U.S. President Barack Obama offered some comfort to the embattled Greek population by hinting that the austerity drive may be tempered with other ways of restoring the economy to health.
Remarks made by the President following a meeting with Greek Prime Minister Antonis Samaras in the Oval Office Thursday suggested that the U.S. is moving towards a softer approach to Greece's rebuilding of its economy. Greece's GDP figures for the second quarter of the year are due on Monday, and are expected to show that the country's grim economic times are continuing.
(Read more: Is Greece on the right track after all?)
Obama said: "It's important that we have a plan for fiscal consolidation to manage the debt, but it's also important that growth and jobs are a focus."
Samaras, who is on a three-day trip to the U.S., pointed to the suffering of the Greek people under wide-ranging cuts to public services and public sector jobs. "We've gone through thick and thin," he told reporters." The sacrifices made by the Greek people are huge, but they're not going to be in vain."
He pointed to the problem of youth unemployment in the Mediterranean country, where around 65 percent of people aged 15-24 did not have a job at the end of May, according to the government statistics office.
The U.S. has contributed to the international bailout of Greece via the International Monetary Fund (IMF), part of the troika of lenders which has helped out Greece. Their help has come at the cost of imposing stringent debt reduction targets.
The U.S. is not the only prominent IMF member to suggest a change in tone towards Greece in recent weeks. Brazil's IMF representative abstained from a vote on Athens' aid package last week, and its finance minister Guido Mantega said the rescue program needed to be "revised and improved" to give Greece and other bailed-out euro zone countries a better chance of recovery.
(Read more: Greece gets green light for 4 billion euro payment)
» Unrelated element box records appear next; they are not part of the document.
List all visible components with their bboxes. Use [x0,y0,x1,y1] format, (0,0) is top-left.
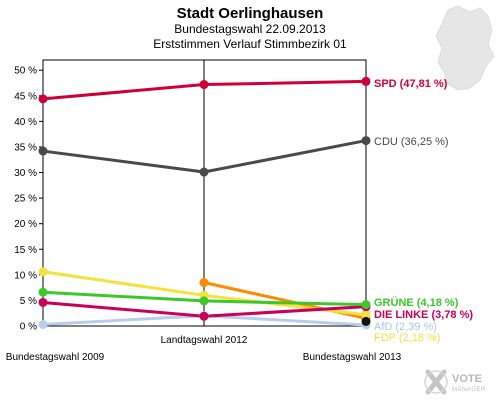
chart-subtitle-2: Erststimmen Verlauf Stimmbezirk 01 [153,37,347,51]
data-point-gr-ne [361,300,371,310]
data-point-fdp [38,267,48,277]
series-label-gr-ne: GRÜNE (4,18 %) [374,296,459,309]
germany-map-icon [435,5,495,91]
chart-subtitle: Bundestagswahl 22.09.2013 [174,22,326,36]
watermark-vote: VOTE [452,373,482,385]
data-point-piraten [199,278,209,288]
data-point-die-linke [38,297,48,307]
y-tick-label: 45 % [14,91,37,102]
y-axis: 0 % 5 % 10 % 15 % 20 % 25 % 30 % 35 % 40 % 45 % 50… [14,66,43,333]
series-label-fdp: FDP (2,18 %) [374,332,440,344]
data-point-cdu [361,136,371,146]
y-tick-label: 25 % [14,194,37,205]
data-point-gr-ne [38,287,48,297]
votemanager-x-logo [424,369,448,395]
series-label-afd: AfD (2,39 %) [374,321,437,333]
x-axis: Bundestagswahl 2009 Landtagswahl 2012 Bund… [6,335,402,363]
series-labels: SPD (47,81 %) CDU (36,25 %) GRÜNE (4,18 %)… [374,78,473,344]
data-point-npd [361,316,371,326]
y-tick-label: 20 % [14,219,37,230]
series-label-spd: SPD (47,81 %) [374,78,448,90]
series-points [38,76,371,330]
x-tick-label: Bundestagswahl 2013 [303,352,402,363]
data-point-cdu [199,167,209,177]
y-tick-label: 15 % [14,245,37,256]
y-tick-label: 0 % [20,322,37,333]
data-point-spd [38,94,48,104]
y-tick-label: 30 % [14,168,37,179]
y-tick-label: 50 % [14,66,37,77]
chart-title: Stadt Oerlinghausen [177,5,324,22]
data-point-gr-ne [199,296,209,306]
x-tick-label: Bundestagswahl 2009 [6,352,105,363]
y-tick-label: 40 % [14,117,37,128]
y-tick-label: 5 % [20,296,37,307]
x-tick-label: Landtagswahl 2012 [161,335,248,346]
series-label-die-linke: DIE LINKE (3,78 %) [374,309,473,321]
y-tick-label: 35 % [14,142,37,153]
data-point-spd [199,80,209,90]
votemanager-logo: VOTE MANAGER [424,369,486,395]
series-label-cdu: CDU (36,25 %) [374,136,449,148]
watermark-manager: MANAGER [452,387,486,393]
data-point-sonstige [38,319,48,329]
y-tick-label: 10 % [14,270,37,281]
data-point-fdp [361,310,371,320]
data-point-cdu [38,146,48,156]
data-point-die-linke [199,311,209,321]
data-point-spd [361,76,371,86]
Germany in particular is believed to be eager to keep the austerity flag flying.
"There's clearly this clash going on in the troika of how to handle Greece," Nick Malkoutzis, deputy editor of Greek newspaper Kathimerini, told CNBC.
"The Greek side was very pleased by this clear statement from President Obama that pursuing continual austerity to produce a primary surplus while not looking at the other side, be it debt relief or stimulus, is changing."
Further debt relief or stimulus might run the risk of delaying the changes needed to Greece economy, or mean that the heavily indebted country simply returns to its bad pre-crisis habits.
The European Central Bank, one of Greece's other troika members, is more interested in keeping the austerity message to the forefront, according to Giles Keating, head of research at Credit Suisse.
"Draghi's biggest worry is that the European governments have taken the political pain but will now think that the economy is recovering and they should stop this painful stuff. He wants to keep the negative tone," Keating told CNBC.